And finally know that Linux is so easy to poison.
Enter the server, found that the machine has been sent out of the packet, the bandwidth is full (5 minutes can send 10G). CPU usage 100%,top can see a process called Sfewfesfs and A. Sshddxxxxxxxxxxx (a bunch of random numbers) and a. Sshhddxxxxxxxxxxx (a bunch of random numbers). /etc/can see a file named Sfewfesfs,nhgbhhj and many other strange names.

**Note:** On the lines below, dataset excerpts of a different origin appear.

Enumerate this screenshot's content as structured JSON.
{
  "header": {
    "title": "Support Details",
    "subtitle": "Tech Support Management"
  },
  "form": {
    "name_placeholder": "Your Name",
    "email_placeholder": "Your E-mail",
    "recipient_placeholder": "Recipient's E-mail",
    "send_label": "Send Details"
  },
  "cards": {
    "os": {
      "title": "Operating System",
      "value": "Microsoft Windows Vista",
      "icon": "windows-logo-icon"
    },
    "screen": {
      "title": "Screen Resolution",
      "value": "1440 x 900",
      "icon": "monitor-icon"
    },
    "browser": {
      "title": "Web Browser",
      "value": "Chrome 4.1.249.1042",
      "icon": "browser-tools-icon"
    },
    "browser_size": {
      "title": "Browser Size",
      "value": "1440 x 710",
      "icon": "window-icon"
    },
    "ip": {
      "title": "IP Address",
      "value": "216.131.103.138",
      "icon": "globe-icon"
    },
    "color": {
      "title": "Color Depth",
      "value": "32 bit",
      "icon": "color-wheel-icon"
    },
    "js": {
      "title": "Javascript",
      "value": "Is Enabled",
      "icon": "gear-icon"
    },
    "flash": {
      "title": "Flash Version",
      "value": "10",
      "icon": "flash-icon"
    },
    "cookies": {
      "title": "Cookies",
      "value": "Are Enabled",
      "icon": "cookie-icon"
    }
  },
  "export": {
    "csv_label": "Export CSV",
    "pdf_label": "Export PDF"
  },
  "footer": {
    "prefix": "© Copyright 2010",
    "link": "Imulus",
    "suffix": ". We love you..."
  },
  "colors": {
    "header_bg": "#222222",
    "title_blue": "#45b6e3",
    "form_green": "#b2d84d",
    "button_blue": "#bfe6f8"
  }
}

Use NETSTAT-ATUNLP to view the network situation, a tragic one meter
Start the antivirus first.
Delete a virus file
Chattr-i/etc/sfewfesfs*
rm-rf/etc/sfewfesfs*
See a suspicious file named NHGBHHJ and delete it
Rm-rf/etc/nhgbhhj
rm-rf/etc/nhgbhhj***
Delete Scheduled tasks (very important), the virus on this resurrection!
RM-RF Ar/spool/cron/root
RM-RF Ar/spool/cron/root.1
See with Ls-al/etc. SSH2 (and possibly. SSHH2) hidden files, deleting
rm-rf/etc/. ssh2rm-rf/etc/. SSHH2
Use Ls-al/tmp to see. sshdd14xxxxxxxx (a bunch of random numbers) or. Sshhdd14xxxxxxxx (a bunch of random numbers) to hide files, delete
rm-rf/tmp/.sshdd14*rm-rf/tmp/.sshhdd14*
Restart the server, done.
Sfewfesfs virus, Linux users, are you in?